1. Die Prämisse der Analyse
Rupert Scholz behauptet im Apollo-News-Interview, ein Gericht könne jemandem das aktive und passive Wahlrecht entziehen, wenn dieser wegen eines schweren Delikts (z.B. Hochverrat, Landesverrat) rechtskräftig verurteilt worden sei. Er nennt jedoch keine konkrete verfassungskonforme Norm, die dies von GG wegen zulässt. Der Fragesteller von Apollo News fragt nicht einmal danach. Scholz, der als Mitherausgeber des renommierten Grundgesetz-Kommentars Maunz/Dürig die Bedeutung des Zitiergebots (Art. 19 Abs. 1 Satz 2 GG) genau kennt – er hat es selbst 2010 in einem Interview mit AUTO BILD als zwingende Gültigkeitsvorschrift bezeichnet –, verschweigt in diesem Interview die entscheidende verfassungsrechtliche Tatsache: Die einschlägigen Normen des StGB, die den Entzug des Wahlrechts vorsehen, sind nichtig, weil sie gegen das absolute Zitiergebot verstoßen oder weil Art. 38 GG absolut ist.

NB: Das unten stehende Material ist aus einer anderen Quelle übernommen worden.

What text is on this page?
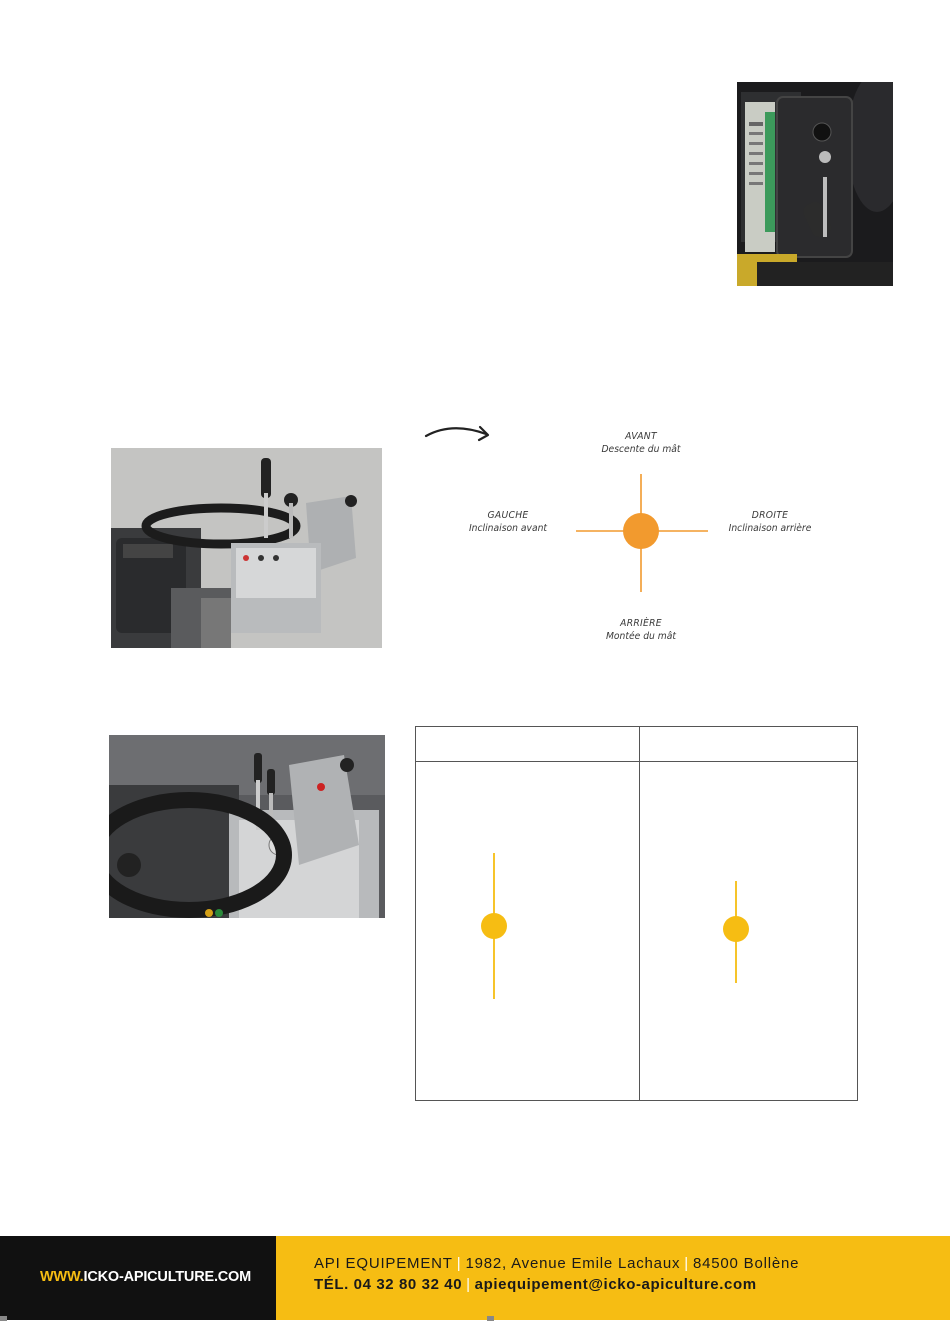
AVANT
Descente du mât
ARRIÈRE
Montée du mât
GAUCHE
Inclinaison avant
DROITE
Inclinaison arrière
WWW.ICKO-APICULTURE.COM
API EQUIPEMENT | 1982, Avenue Emile Lachaux | 84500 Bollène
TÉL. 04 32 80 32 40 | apiequipement@icko-apiculture.com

Die wortlautzentrierte Methode prüft die Aussagen von Scholz am Maßstab des klaren Wortlauts des Grundgesetzes. Das Ergebnis ist vernichtend: Scholz irrt. Der Entzug des Wahlrechts ist nur nach Art. 18 GG durch das Bundesverfassungsgericht möglich. Die Normen des StGB sind nichtig.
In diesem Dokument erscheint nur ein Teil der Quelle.